Allowed Categories: Hardware, Software, Network, Access, Billing, General.
Allowed Priorities: Low, Medium, High, Urgent.
"""
@app.post("/analyze-ticket", response_model=TicketAnalysis)
async def analyze_ticket(ticket: TicketRequest):
response = client.chat.completions.create(
model="gpt-4o-mini",
messages=[
{"role": "system", "content": SYSTEM_PROMPT},
{"role": "user", "content": ticket.content}
],
response_format={ "type": "json_object" }
)
return TicketAnalysis(**json.loads(response.choices[0].message.content))
Hard-Won Lessons from Production
Building the API is only half the battle. Operating it at scale taught us three specific lessons that you won’t find in the basic documentation.

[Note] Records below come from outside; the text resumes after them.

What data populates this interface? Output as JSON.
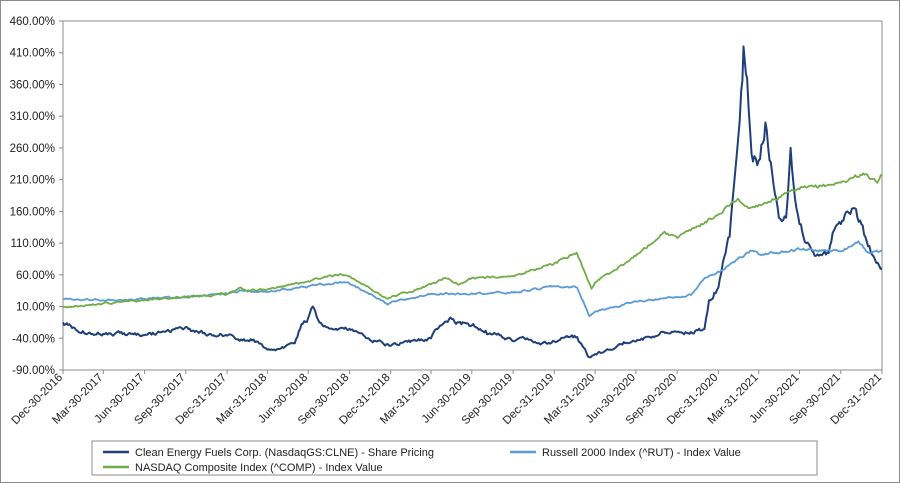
{
  "chart_data": {
    "type": "line",
    "title": "",
    "xlabel": "",
    "ylabel": "",
    "ylim": [
      -90,
      460
    ],
    "yticks": [
      -90,
      -40,
      10,
      60,
      110,
      160,
      210,
      260,
      310,
      360,
      410,
      460
    ],
    "ytick_labels": [
      "-90.00%",
      "-40.00%",
      "10.00%",
      "60.00%",
      "110.00%",
      "160.00%",
      "210.00%",
      "260.00%",
      "310.00%",
      "360.00%",
      "410.00%",
      "460.00%"
    ],
    "xlim": [
      "2016-12-30",
      "2021-12-31"
    ],
    "x_tick_dates": [
      "2016-12-30",
      "2017-03-30",
      "2017-06-30",
      "2017-09-30",
      "2017-12-31",
      "2018-03-31",
      "2018-06-30",
      "2018-09-30",
      "2018-12-31",
      "2019-03-31",
      "2019-06-30",
      "2019-09-30",
      "2019-12-31",
      "2020-03-31",
      "2020-06-30",
      "2020-09-30",
      "2020-12-31",
      "2021-03-31",
      "2021-06-30",
      "2021-09-30",
      "2021-12-31"
    ],
    "x_tick_labels": [
      "Dec-30-2016",
      "Mar-30-2017",
      "Jun-30-2017",
      "Sep-30-2017",
      "Dec-31-2017",
      "Mar-31-2018",
      "Jun-30-2018",
      "Sep-30-2018",
      "Dec-31-2018",
      "Mar-31-2019",
      "Jun-30-2019",
      "Sep-30-2019",
      "Dec-31-2019",
      "Mar-31-2020",
      "Jun-30-2020",
      "Sep-30-2020",
      "Dec-31-2020",
      "Mar-31-2021",
      "Jun-30-2021",
      "Sep-30-2021",
      "Dec-31-2021"
    ],
    "grid": false,
    "legend_position": "bottom",
    "series": [
      {
        "name": "Clean Energy Fuels Corp. (NasdaqGS:CLNE) - Share Pricing",
        "color": "#1f3f7a",
        "points": [
          [
            "2016-12-30",
            -15
          ],
          [
            "2017-01-31",
            -28
          ],
          [
            "2017-03-30",
            -33
          ],
          [
            "2017-05-15",
            -32
          ],
          [
            "2017-06-30",
            -35
          ],
          [
            "2017-08-15",
            -30
          ],
          [
            "2017-09-30",
            -22
          ],
          [
            "2017-10-20",
            -30
          ],
          [
            "2017-12-31",
            -36
          ],
          [
            "2018-01-31",
            -42
          ],
          [
            "2018-02-28",
            -42
          ],
          [
            "2018-03-31",
            -58
          ],
          [
            "2018-04-30",
            -56
          ],
          [
            "2018-05-31",
            -48
          ],
          [
            "2018-06-15",
            -18
          ],
          [
            "2018-06-30",
            -8
          ],
          [
            "2018-07-10",
            10
          ],
          [
            "2018-07-25",
            -15
          ],
          [
            "2018-08-31",
            -25
          ],
          [
            "2018-09-30",
            -25
          ],
          [
            "2018-10-31",
            -35
          ],
          [
            "2018-11-30",
            -45
          ],
          [
            "2018-12-31",
            -52
          ],
          [
            "2019-01-31",
            -45
          ],
          [
            "2019-02-28",
            -44
          ],
          [
            "2019-03-31",
            -40
          ],
          [
            "2019-04-20",
            -20
          ],
          [
            "2019-05-10",
            -10
          ],
          [
            "2019-06-01",
            -15
          ],
          [
            "2019-06-30",
            -20
          ],
          [
            "2019-07-31",
            -28
          ],
          [
            "2019-08-31",
            -35
          ],
          [
            "2019-09-30",
            -45
          ],
          [
            "2019-10-31",
            -40
          ],
          [
            "2019-11-30",
            -50
          ],
          [
            "2019-12-31",
            -45
          ],
          [
            "2020-01-31",
            -38
          ],
          [
            "2020-02-20",
            -38
          ],
          [
            "2020-03-18",
            -70
          ],
          [
            "2020-03-31",
            -65
          ],
          [
            "2020-04-30",
            -58
          ],
          [
            "2020-05-31",
            -50
          ],
          [
            "2020-06-30",
            -45
          ],
          [
            "2020-07-31",
            -38
          ],
          [
            "2020-08-31",
            -30
          ],
          [
            "2020-09-30",
            -30
          ],
          [
            "2020-10-31",
            -30
          ],
          [
            "2020-11-30",
            -25
          ],
          [
            "2020-12-10",
            20
          ],
          [
            "2020-12-31",
            40
          ],
          [
            "2021-01-10",
            80
          ],
          [
            "2021-01-25",
            120
          ],
          [
            "2021-02-01",
            180
          ],
          [
            "2021-02-10",
            250
          ],
          [
            "2021-02-20",
            350
          ],
          [
            "2021-02-25",
            420
          ],
          [
            "2021-03-05",
            370
          ],
          [
            "2021-03-15",
            250
          ],
          [
            "2021-03-31",
            240
          ],
          [
            "2021-04-15",
            300
          ],
          [
            "2021-04-30",
            220
          ],
          [
            "2021-05-15",
            150
          ],
          [
            "2021-05-31",
            150
          ],
          [
            "2021-06-10",
            260
          ],
          [
            "2021-06-20",
            180
          ],
          [
            "2021-06-30",
            140
          ],
          [
            "2021-07-15",
            110
          ],
          [
            "2021-07-31",
            95
          ],
          [
            "2021-08-31",
            95
          ],
          [
            "2021-09-15",
            130
          ],
          [
            "2021-09-30",
            140
          ],
          [
            "2021-10-15",
            160
          ],
          [
            "2021-10-31",
            165
          ],
          [
            "2021-11-15",
            140
          ],
          [
            "2021-11-30",
            105
          ],
          [
            "2021-12-15",
            85
          ],
          [
            "2021-12-31",
            70
          ]
        ]
      },
      {
        "name": "Russell 2000 Index (^RUT) - Index Value",
        "color": "#5b9bd5",
        "points": [
          [
            "2016-12-30",
            22
          ],
          [
            "2017-03-30",
            20
          ],
          [
            "2017-06-30",
            22
          ],
          [
            "2017-09-30",
            25
          ],
          [
            "2017-12-31",
            30
          ],
          [
            "2018-01-31",
            35
          ],
          [
            "2018-03-31",
            33
          ],
          [
            "2018-06-30",
            42
          ],
          [
            "2018-08-31",
            48
          ],
          [
            "2018-09-30",
            46
          ],
          [
            "2018-10-31",
            35
          ],
          [
            "2018-12-24",
            13
          ],
          [
            "2018-12-31",
            16
          ],
          [
            "2019-03-31",
            30
          ],
          [
            "2019-06-30",
            31
          ],
          [
            "2019-09-30",
            32
          ],
          [
            "2019-12-31",
            42
          ],
          [
            "2020-02-20",
            40
          ],
          [
            "2020-03-18",
            -5
          ],
          [
            "2020-03-31",
            2
          ],
          [
            "2020-06-30",
            18
          ],
          [
            "2020-09-30",
            25
          ],
          [
            "2020-10-31",
            28
          ],
          [
            "2020-11-30",
            55
          ],
          [
            "2020-12-31",
            65
          ],
          [
            "2021-03-15",
            98
          ],
          [
            "2021-03-31",
            92
          ],
          [
            "2021-06-30",
            100
          ],
          [
            "2021-09-30",
            97
          ],
          [
            "2021-11-08",
            113
          ],
          [
            "2021-12-01",
            95
          ],
          [
            "2021-12-31",
            98
          ]
        ]
      },
      {
        "name": "NASDAQ Composite Index (^COMP) - Index Value",
        "color": "#70ad47",
        "points": [
          [
            "2016-12-30",
            9
          ],
          [
            "2017-03-30",
            15
          ],
          [
            "2017-06-30",
            20
          ],
          [
            "2017-09-30",
            25
          ],
          [
            "2017-12-31",
            30
          ],
          [
            "2018-01-31",
            40
          ],
          [
            "2018-02-10",
            35
          ],
          [
            "2018-03-31",
            37
          ],
          [
            "2018-06-30",
            50
          ],
          [
            "2018-08-31",
            60
          ],
          [
            "2018-09-30",
            58
          ],
          [
            "2018-10-31",
            45
          ],
          [
            "2018-12-24",
            22
          ],
          [
            "2018-12-31",
            24
          ],
          [
            "2019-03-31",
            45
          ],
          [
            "2019-04-30",
            55
          ],
          [
            "2019-06-03",
            45
          ],
          [
            "2019-06-30",
            55
          ],
          [
            "2019-09-30",
            58
          ],
          [
            "2019-12-31",
            78
          ],
          [
            "2020-02-19",
            95
          ],
          [
            "2020-03-23",
            38
          ],
          [
            "2020-03-31",
            48
          ],
          [
            "2020-06-30",
            90
          ],
          [
            "2020-09-02",
            128
          ],
          [
            "2020-09-30",
            118
          ],
          [
            "2020-12-31",
            155
          ],
          [
            "2021-02-12",
            180
          ],
          [
            "2021-03-08",
            165
          ],
          [
            "2021-03-31",
            170
          ],
          [
            "2021-06-30",
            195
          ],
          [
            "2021-09-30",
            205
          ],
          [
            "2021-11-19",
            220
          ],
          [
            "2021-12-20",
            205
          ],
          [
            "2021-12-31",
            218
          ]
        ]
      }
    ]
  }
}
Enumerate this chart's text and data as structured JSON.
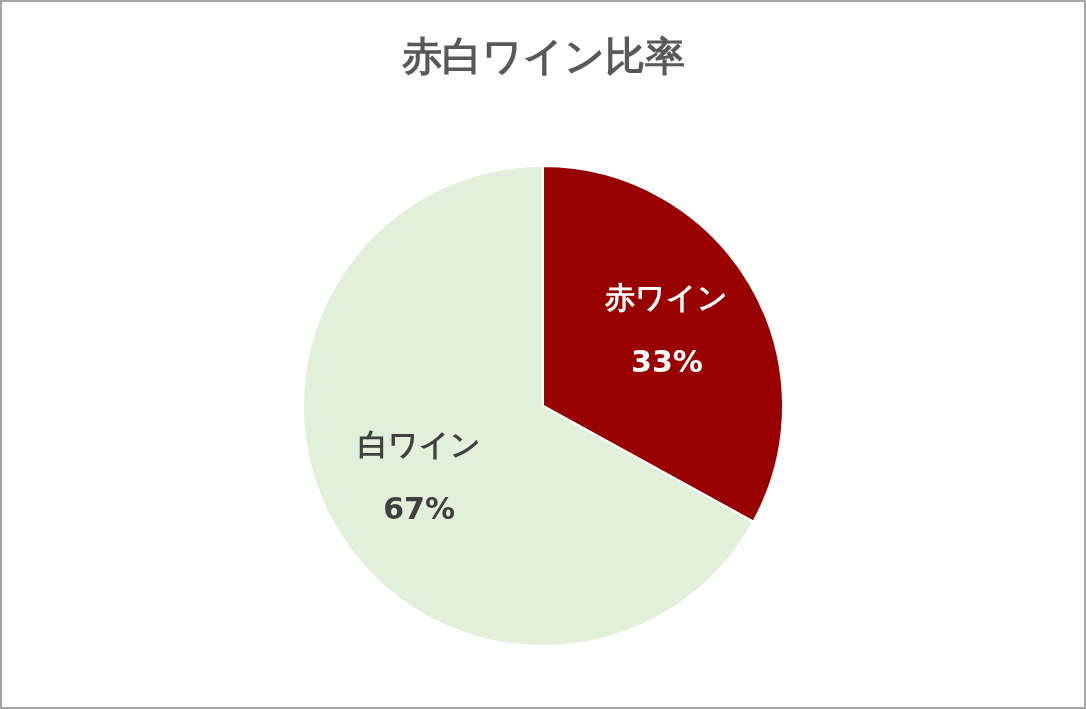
{
  "chart_data": {
    "type": "pie",
    "title": "赤白ワイン比率",
    "categories": [
      "赤ワイン",
      "白ワイン"
    ],
    "values": [
      33,
      67
    ],
    "colors": [
      "#990000",
      "#e2efda"
    ],
    "value_labels": [
      "33%",
      "67%"
    ],
    "legend": false
  }
}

Dealing with Multi-Issue Tickets
Users rarely report just one problem. A single ticket might say: “My monitor is flickering and I can’t log into the VPN.” We found that instructing the LLM to “Categorize based on the most critical blocker” is the most effective way to ensure the ticket reaches the right specialist.
Enforcing the JSON Format
In our first month, the system crashed several times because the LLM would prepend “Here is your analysis:” to the JSON. Always use the response_format={ "type": "json_object" } parameter. It is the single most important setting for production stability.
Prompt Versioning
Avoid hardcoding your prompts inside your Python files. As your support team refines their categories, you’ll need to update the prompt without redeploying your entire application. We eventually moved our prompts to external YAML files. This allows us to split a broad “Software” category into “SaaS” and “Internal Apps” in seconds, simply by updating a config file and hitting refresh.
This architecture creates a system that is both intelligent and maintainable. You aren’t just adding an AI feature; you’re building a resilient data pipeline that evolves with your department’s needs.